Ausgabe vom 1. Februar 2007

Linz (OTS) - Gut drei Jahre ist es her, dass Schwarz und Grün in Oberösterreich politisch zusammengefunden haben. Die Halbzeit der Landtagsperiode ist natürlich die Zeit der Bilanzen - die sich, wie man an den Arbeitsmarktdaten nahe der Vollbeschäftigung unschwer erkennen kann, durchaus sehen lassen können - und der Ausblicke. Daneben ist es aber auch ganz amüsant, nachzulesen, was zu Beginn von Schwarz-Grün gesagt und geschrieben wurde.
"Missachtung des Wählerwillens" , tobte die SPÖ - das ist jene Partei, die nach der letzten Nationalratswahl gezeigt hat, was Missachtung des Wählerwillens wirklich bedeutet.

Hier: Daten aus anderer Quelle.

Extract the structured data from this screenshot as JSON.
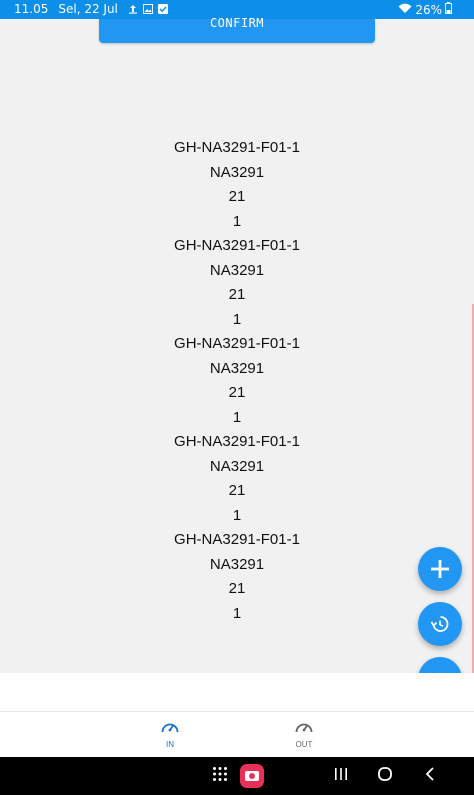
{
  "status_bar": {
    "time": "11.05",
    "date": "Sel, 22 Jul",
    "battery": "26%"
  },
  "confirm_button": {
    "label": "CONFIRM"
  },
  "records": [
    "GH-NA3291-F01-1",
    "NA3291",
    "21",
    "1",
    "GH-NA3291-F01-1",
    "NA3291",
    "21",
    "1",
    "GH-NA3291-F01-1",
    "NA3291",
    "21",
    "1",
    "GH-NA3291-F01-1",
    "NA3291",
    "21",
    "1",
    "GH-NA3291-F01-1",
    "NA3291",
    "21",
    "1"
  ],
  "fabs": {
    "add_icon": "plus-icon",
    "history_icon": "history-icon",
    "home_icon": "home-icon"
  },
  "bottom_nav": {
    "in_label": "IN",
    "out_label": "OUT",
    "active": "IN"
  },
  "colors": {
    "accent": "#2196f3",
    "status_bar": "#0d8ee8",
    "active_nav": "#1a73c8"
  }
}
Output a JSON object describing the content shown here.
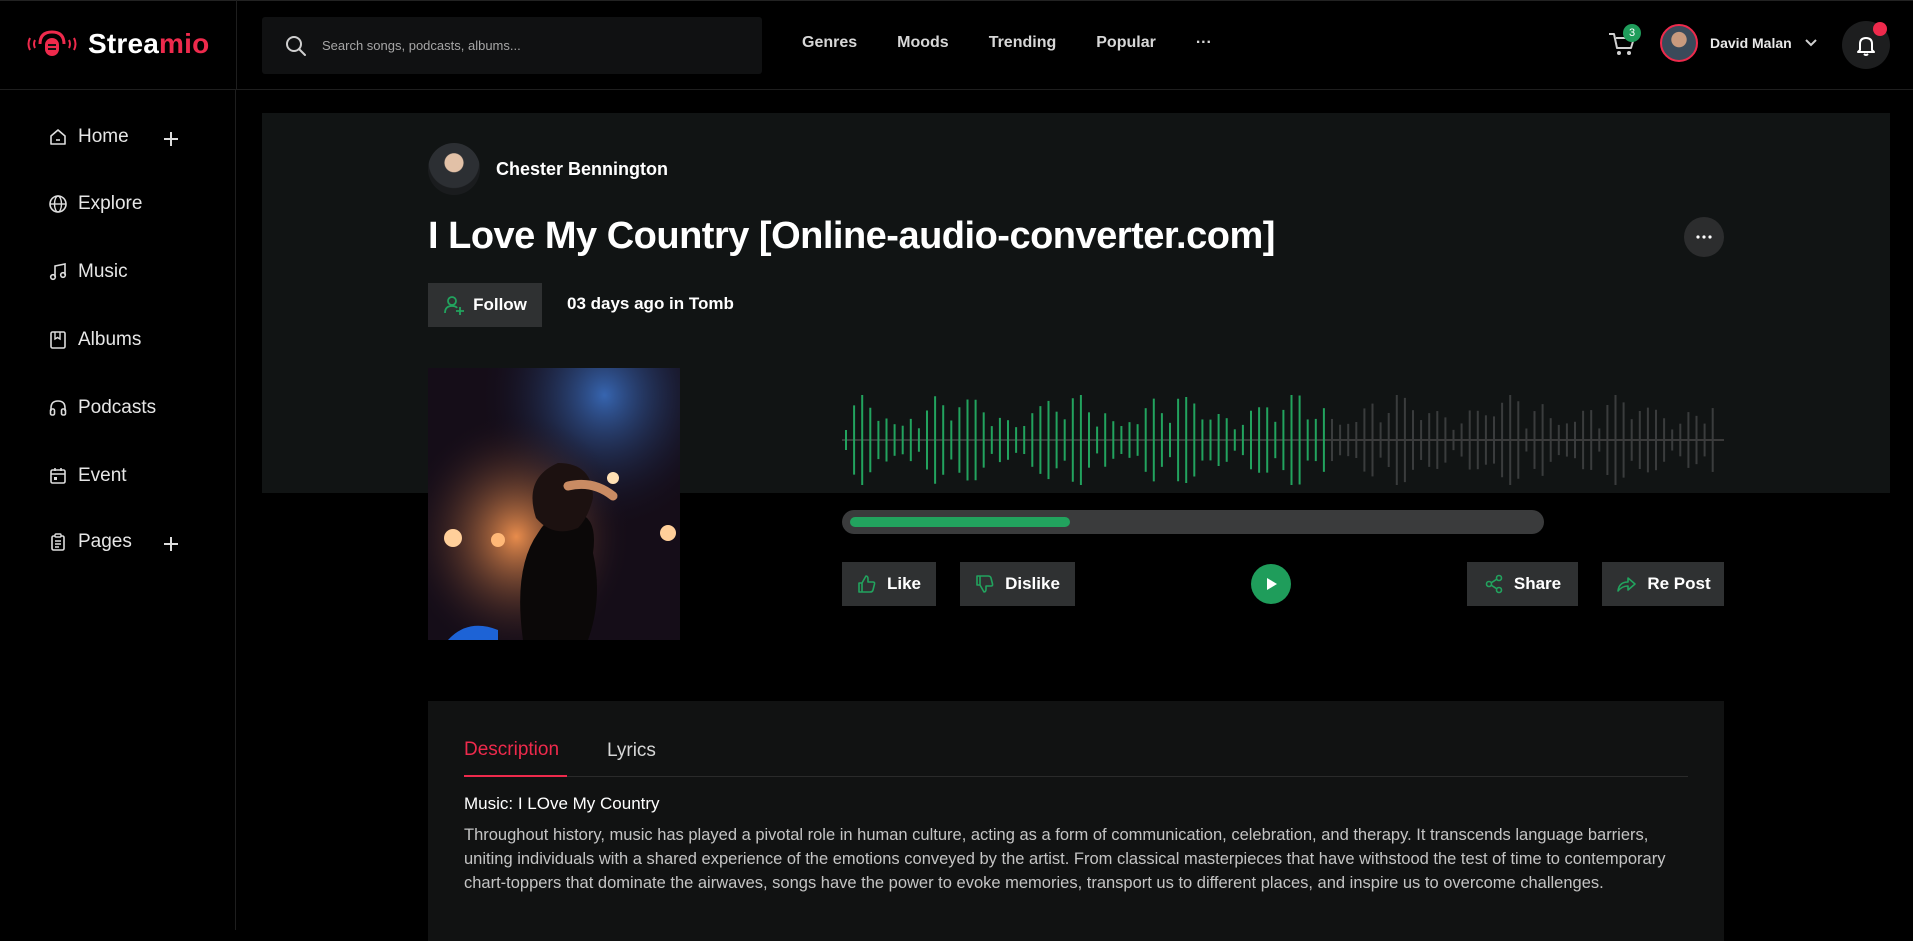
{
  "header": {
    "brand_part1": "Strea",
    "brand_part2": "mio",
    "search_placeholder": "Search songs, podcasts, albums...",
    "nav": [
      "Genres",
      "Moods",
      "Trending",
      "Popular",
      "···"
    ],
    "cart_count": "3",
    "user_name": "David Malan"
  },
  "sidebar": {
    "items": [
      {
        "label": "Home",
        "icon": "home-icon"
      },
      {
        "label": "Explore",
        "icon": "globe-icon"
      },
      {
        "label": "Music",
        "icon": "music-note-icon"
      },
      {
        "label": "Albums",
        "icon": "album-icon"
      },
      {
        "label": "Podcasts",
        "icon": "headphones-icon"
      },
      {
        "label": "Event",
        "icon": "calendar-icon"
      },
      {
        "label": "Pages",
        "icon": "clipboard-icon"
      }
    ]
  },
  "track": {
    "artist": "Chester Bennington",
    "title": "I Love My Country [Online-audio-converter.com]",
    "follow_label": "Follow",
    "posted": "03 days ago in Tomb",
    "progress_fraction": 0.32,
    "like_label": "Like",
    "dislike_label": "Dislike",
    "share_label": "Share",
    "repost_label": "Re Post"
  },
  "details": {
    "tabs": [
      "Description",
      "Lyrics"
    ],
    "music_line": "Music: I LOve My Country",
    "description": "Throughout history, music has played a pivotal role in human culture, acting as a form of communication, celebration, and therapy. It transcends language barriers, uniting individuals with a shared experience of the emotions conveyed by the artist. From classical masterpieces that have withstood the test of time to contemporary chart-toppers that dominate the airwaves, songs have the power to evoke memories, transport us to different places, and inspire us to overcome challenges."
  },
  "colors": {
    "accent": "#ee2a4c",
    "green": "#1f9d5b",
    "background": "#000000",
    "panel": "#111414"
  }
}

Und der damalige SPÖ-Bundesgeschäftsführer und heutige Chef über die Abfangjäger Norbert Darabos sorgte sich um die Grünen, die als Koalitionspartner der ÖVP deren "neoliberalen Kurs" mitragen müssten. Das sagte einer, dessen Genossen mit dem Verkauf der Gewerkschaftsbank an einen US-Investmentfonds die für gestandene Sozis schlimmste aller neoliberalen Sünden begangen haben.
Und was ist mit Schwarz-
Grün heute, drei Jahre später? Das Experiment ist, wie man sieht, gelungen - im Gegensatz zu dem, was die Roten in dieser Zeit vermurkst haben.